Während wir die köstliche Suppe löffelten, die mit Zitronen und Oliven sehr sommerlich schmeckte, konnte ich das Gehörte ein bisschen sacken lassen. Jeder dritte Belarusse war im Krieg umgekommen? Wie würde man dann mich als Deutsche dort empfangen? Weiter wollte ich mir das aber nicht ausmalen, besser, ich ließ es auf mich zukommen.
Nach dem Mittagessen zahlten wir und begaben uns zu Fuß zurück zur Delegation. Unterwegs setzte Alfredo seinen Vortrag fort: »Bis Ende der Achtzigerjahre genoss die BSSR ein hohes Ansehen innerhalb der Sowjetunion und verspürte keinerlei Wunsch, selbstständig zu werden. Auf dementsprechend wenig Enthusiasmus stießen denn auch die Auflösung der Sowjetunion und die damit notwendig gewordene Unabhängigkeitserklärung im Sommer 1991.«
Mein »Lehrer« holte Luft, aber nur, um gleich darauf sein Wissen weiter auszubreiten: »Als eine der letzten Sowjetrepubliken wurde Belarus unabhängig und erlebte in den folgenden Jahren eine zweite Blüte als eigenständiger Staat. In Schulen wurde in belarussischer Sprache unterrichtet, im Land fing ein Demokratisierungsprozess an, und es versuchte, sich der Europäischen Gemeinschaft anzunähern. Dann wählte man 1995 jedoch Alexander Lukaschenko zum Präsidenten, und das Land wurde unter ihm zu einem russischen Satellitenstaat mit autoritärem Herrscher an der Spitze. Wie sich in den meisten Nachfolgestaaten der Sowjetunion zeigen sollte, war der Übergang zur Demokratie kein leichter. Das sieht man ja auch hier in der Ukraine, die Orangene Revolution und die Regierung unter Leonid Kutschma haben gezeigt, dass der Demokratisierungsprozess noch lange nicht abgeschlossen ist.«
Recht hat Alfredo, dachte ich. Während des Mittagessens und des kurzen Spaziergangs hatte ich mehr gelernt als in einem Uniseminar zur ukrainischen Außenpolitik.
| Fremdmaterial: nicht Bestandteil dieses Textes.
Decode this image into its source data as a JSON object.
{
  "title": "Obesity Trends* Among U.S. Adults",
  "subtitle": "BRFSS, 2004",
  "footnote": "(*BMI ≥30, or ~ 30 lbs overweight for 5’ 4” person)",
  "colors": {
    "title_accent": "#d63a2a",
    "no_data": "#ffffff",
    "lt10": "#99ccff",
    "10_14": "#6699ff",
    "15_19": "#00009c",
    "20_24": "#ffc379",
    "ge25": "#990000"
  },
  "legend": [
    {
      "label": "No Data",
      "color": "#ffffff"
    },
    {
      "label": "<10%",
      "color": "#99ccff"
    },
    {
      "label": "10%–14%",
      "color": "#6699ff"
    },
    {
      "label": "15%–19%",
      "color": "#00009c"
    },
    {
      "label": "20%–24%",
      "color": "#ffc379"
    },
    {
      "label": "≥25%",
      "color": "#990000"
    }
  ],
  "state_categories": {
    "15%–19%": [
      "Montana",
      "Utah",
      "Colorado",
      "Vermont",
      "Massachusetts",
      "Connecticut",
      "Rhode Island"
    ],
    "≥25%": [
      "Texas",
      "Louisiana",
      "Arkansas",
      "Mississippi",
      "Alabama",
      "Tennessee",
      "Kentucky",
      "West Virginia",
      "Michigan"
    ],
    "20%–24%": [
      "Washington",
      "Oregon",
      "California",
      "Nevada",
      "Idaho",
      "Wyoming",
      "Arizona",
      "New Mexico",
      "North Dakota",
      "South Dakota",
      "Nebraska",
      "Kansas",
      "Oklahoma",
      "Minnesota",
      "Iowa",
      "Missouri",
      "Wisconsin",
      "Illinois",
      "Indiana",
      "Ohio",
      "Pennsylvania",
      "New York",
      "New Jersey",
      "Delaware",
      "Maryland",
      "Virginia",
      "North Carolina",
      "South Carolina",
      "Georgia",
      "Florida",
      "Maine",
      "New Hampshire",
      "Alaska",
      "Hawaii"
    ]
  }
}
Nach den zwei Vorbereitungswochen hatte mich meine Praktikumsleiterin mit Tickets für den Nachtzug ausgestattet und Richtung Minsk geschickt. Nicht nur wegen der Grenzbeamten war es eine denkwürdige Nacht gewesen, denn noch nie war ich länger als von Essen nach München in einem Zug unterwegs gewesen. Und jetzt sollte ich gleich eine ganze Nacht auf Gleisen zubringen. Ich durfte erster Klasse reisen, zum Glück, es wäre mir unangenehm gewesen, mit drei Menschen, die ich gar nicht kannte, so viele Stunden ein Abteil zu teilen. Eigentlich war das schon mit einem einzigen Fremden seltsam. Die erste Klasse hatte aber zwei mehr oder weniger gemütliche Betten gehabt und Blümchengardinen. Eine redselige Mitreisende nahm mich unter ihre Fittiche.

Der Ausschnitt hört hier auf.